It’s notoriously difficult to structure a pop album well. In the early days of pop music, record executives decided the most logical structure for an album was to “front-load” it, which means to place all the singles and best songs at the beginning of the album, and have the rest play out in declining order of quality. The assumption was that music fans were unlikely to listen to an album the entire way through, so by placing the singles at the beginning of an album, the listener is more likely to hear the best material.
This behaviour continued apiece throughout the CD and MP3 eras, with hugely successful albums like Hot Fuss and Walking on a Dream having notoriously dull back halves. However, the streaming industry has changed this practice somewhat. On Drake’s recent VIEWS, he buried all the singles in the second half of the album, so the listener has to sit through all 20 tracks to get to the catchiest song, thus ensuring the most streaming revenue. In contrast, Grouplove’s Big Mess is structured in a defiantly old fashioned way, opening with a ridiculously strong series of pop gems, but slowly descending into something much less inviting.

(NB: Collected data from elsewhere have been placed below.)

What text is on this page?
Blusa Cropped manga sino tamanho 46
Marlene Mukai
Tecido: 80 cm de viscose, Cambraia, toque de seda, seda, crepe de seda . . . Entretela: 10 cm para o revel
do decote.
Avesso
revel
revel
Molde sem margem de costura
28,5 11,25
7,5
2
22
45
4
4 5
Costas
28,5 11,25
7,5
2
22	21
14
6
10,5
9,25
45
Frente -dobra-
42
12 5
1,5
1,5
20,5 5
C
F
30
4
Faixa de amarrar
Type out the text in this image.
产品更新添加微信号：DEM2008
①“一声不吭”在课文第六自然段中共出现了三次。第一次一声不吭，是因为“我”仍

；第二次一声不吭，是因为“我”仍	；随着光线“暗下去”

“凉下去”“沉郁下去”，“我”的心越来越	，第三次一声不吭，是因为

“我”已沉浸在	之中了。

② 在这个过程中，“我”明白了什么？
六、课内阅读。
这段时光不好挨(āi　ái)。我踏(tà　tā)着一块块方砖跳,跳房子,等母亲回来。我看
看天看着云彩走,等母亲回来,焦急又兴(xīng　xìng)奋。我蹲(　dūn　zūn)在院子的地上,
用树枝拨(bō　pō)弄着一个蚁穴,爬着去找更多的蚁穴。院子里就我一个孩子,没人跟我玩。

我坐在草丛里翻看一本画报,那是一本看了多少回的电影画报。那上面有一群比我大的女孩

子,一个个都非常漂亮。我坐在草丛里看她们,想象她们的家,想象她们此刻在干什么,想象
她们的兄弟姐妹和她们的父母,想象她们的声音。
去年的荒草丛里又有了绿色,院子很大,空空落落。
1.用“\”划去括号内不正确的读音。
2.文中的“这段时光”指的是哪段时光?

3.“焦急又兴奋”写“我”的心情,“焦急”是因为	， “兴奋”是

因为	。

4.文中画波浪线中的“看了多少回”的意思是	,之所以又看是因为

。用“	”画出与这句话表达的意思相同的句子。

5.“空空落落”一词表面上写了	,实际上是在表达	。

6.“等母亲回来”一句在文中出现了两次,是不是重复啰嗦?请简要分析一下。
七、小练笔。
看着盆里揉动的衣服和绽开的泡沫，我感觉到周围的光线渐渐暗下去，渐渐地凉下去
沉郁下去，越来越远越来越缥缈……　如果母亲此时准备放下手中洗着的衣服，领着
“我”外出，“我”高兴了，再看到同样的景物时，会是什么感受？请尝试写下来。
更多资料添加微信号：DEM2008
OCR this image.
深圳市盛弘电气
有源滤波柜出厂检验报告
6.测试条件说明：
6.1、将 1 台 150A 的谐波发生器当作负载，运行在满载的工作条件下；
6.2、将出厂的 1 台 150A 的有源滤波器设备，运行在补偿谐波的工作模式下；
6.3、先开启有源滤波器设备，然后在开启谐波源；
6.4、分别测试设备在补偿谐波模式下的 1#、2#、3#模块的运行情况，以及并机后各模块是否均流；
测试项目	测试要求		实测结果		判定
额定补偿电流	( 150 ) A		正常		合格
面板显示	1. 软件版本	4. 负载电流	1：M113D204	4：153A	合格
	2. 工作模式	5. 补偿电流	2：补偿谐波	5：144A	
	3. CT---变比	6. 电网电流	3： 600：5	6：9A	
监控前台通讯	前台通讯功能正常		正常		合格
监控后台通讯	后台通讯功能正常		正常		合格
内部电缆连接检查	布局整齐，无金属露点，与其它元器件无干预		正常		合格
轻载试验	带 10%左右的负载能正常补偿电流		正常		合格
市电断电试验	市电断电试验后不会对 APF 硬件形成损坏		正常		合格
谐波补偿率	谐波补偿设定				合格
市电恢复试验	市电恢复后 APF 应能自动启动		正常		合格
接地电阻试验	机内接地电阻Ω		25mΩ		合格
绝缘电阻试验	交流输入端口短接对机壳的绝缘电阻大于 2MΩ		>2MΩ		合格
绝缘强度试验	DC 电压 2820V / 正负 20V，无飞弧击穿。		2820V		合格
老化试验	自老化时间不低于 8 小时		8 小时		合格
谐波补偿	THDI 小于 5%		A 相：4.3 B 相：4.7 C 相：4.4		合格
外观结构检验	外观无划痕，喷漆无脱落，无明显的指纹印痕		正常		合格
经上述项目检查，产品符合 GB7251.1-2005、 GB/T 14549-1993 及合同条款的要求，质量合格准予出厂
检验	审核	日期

The opening tracks of Big Mess are legitimately phenomenal. Welcome to Your Life sounds like it should be the next big Katy Perry song, only with more heart as vocalists Hannah Hooper and Christian Zucconi dedicate the track to their child. It’s incredibly sappy, but the track is just so joyous that they get away with it. Do You Love Someone is equally catchy, displaying the group’s mastery over the dynamics between the verses and chorus. The shift into the main chorus hook is accompanied by an explosive burst of guitars, and the effect is intoxicating. Standing in the Sun isn’t quite as strong, but works as a solid imitation of rock bands like Powderfinger. Good Morning is another standout, with catchy “ooh” backing vocals. Hooper also provides vocals again on this track, and proves that the band are at their best when the vocal duties are shared.
Unfortunately after Spinning, the album falls apart somewhat. Spinning is a catchy track in of itself, but it’s noticeably slower than the preceding songs, and the album never quite recovers from it. Traumatized should be an energetic standout, but instead, due to its placement on the record, it’s just exhausting. Don’t Stop Making It Happen is fairly nondescript, with a chorus that blurs together with the tracks surrounding it. None of the tracks on the second half of the record really stand out, suggesting Grouplove didn’t trust their audience to maintain attention throughout the album’s runtime, which feels longer than its relatively short 11 tracks. Perhaps if the high points had been more interspersed with the other tracks (which are by no means bad, just boring in quick succession), the album would have felt more consistent, but as it stands, Big Mess lives up to its title.